Mrs. Ellis-McCormack tells JIS News, however, that she had a hunger and desire to further advance herself academically, and was introduced to the JFLL’s adult education programmes by one of the entity’s Field Officers, while attending a Parent-Teacher Association (PTA) meeting in 2009.
“I decided to try it because I wanted to be in a position where I could achieve more, as well as assist my children with their school work,” she says.
Mrs. Ellis-McCormack tells JIS News that she subsequently enrolled at the JFLL’s centre in Montego Bay in September 2010, and underwent a diagnostics test to determine the level at which she would commence her studies.
She commenced the then High School Equivalency Programme in which she spent two years, during which she prepared for the Caribbean Secondary Examination Certificate (CSEC) external examinations, focusing on Mathematics, English Language, Integrated Science, and Social Studies, and scoring distinctions in all four.
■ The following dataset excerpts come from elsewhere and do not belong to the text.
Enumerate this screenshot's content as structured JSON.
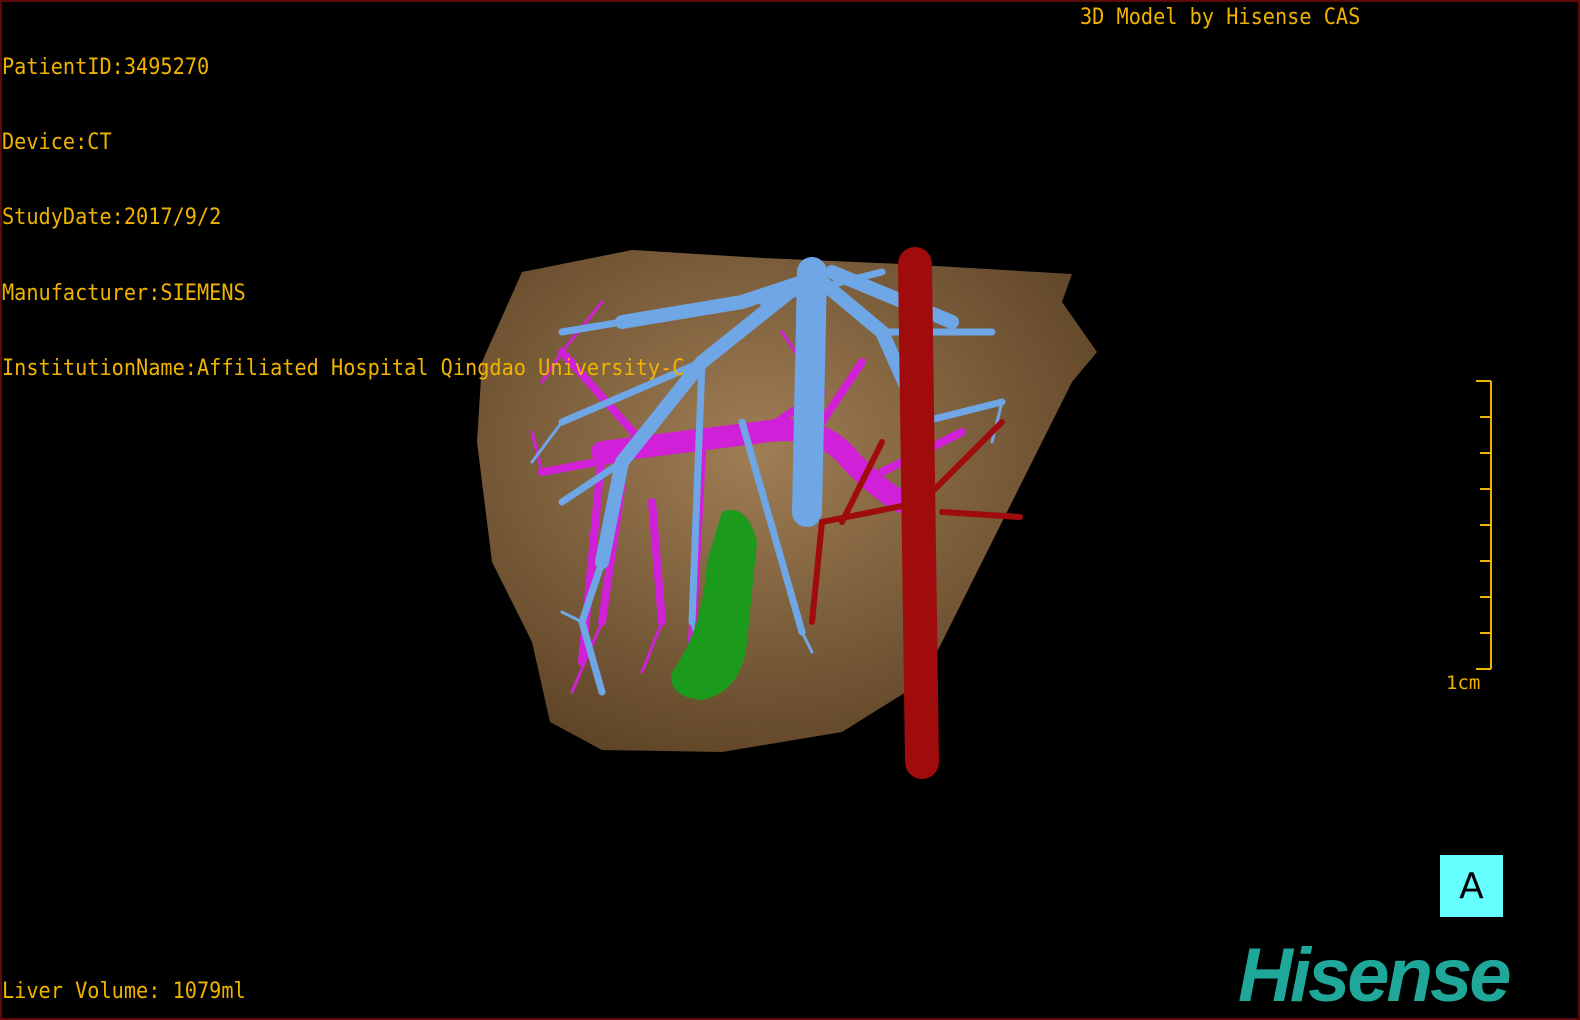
{
  "header": {
    "patient_id": "PatientID:3495270",
    "device": "Device:CT",
    "study_date": "StudyDate:2017/9/2",
    "manufacturer": "Manufacturer:SIEMENS",
    "institution": "InstitutionName:Affiliated Hospital Qingdao University-C",
    "credit": "3D Model by Hisense CAS"
  },
  "footer": {
    "liver_volume": "Liver Volume: 1079ml"
  },
  "scale_bar": {
    "label": "1cm"
  },
  "orientation": {
    "label": "A"
  },
  "logo": {
    "text": "Hisense"
  },
  "colors": {
    "text": "#f0b400",
    "liver": "#8a6a45",
    "hepatic_vein": "#6fa6e6",
    "portal_vein": "#d020d8",
    "artery_ivc": "#a00c0c",
    "gallbladder": "#1c9a1c",
    "orientation_box": "#66ffff",
    "logo": "#1fa89a"
  }
}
Mrs. Ellis-McCormack says her husband, Dain McCormack, and sons, 18 year-old Suneil, and 10 year-old Shaquille, have been very supportive, adding that the teachers have been particularly encouraging.
She subsequently enrolled in the Engineering Technology Associate of Science Degree (A.Sc.) course at Montego Bay Community College, and completed her studies in August this year.
“The programme was very tedious at times. But, thank God, I was successful. There were times when I felt like giving up, because I had so many things to deal with. But through it all, God has stood by me, and my family has been supportive all the way. So, I knew that I had to stay the course and complete my studies…and that I did,” she notes.
Mrs. Ellis-McCormack says the pastors and congregation of the Salt Spring New Testament Church of God, which she attends with her family, “have definitely been supportive of me.”
She also has high commendation for the JFLL-administered adult education programme.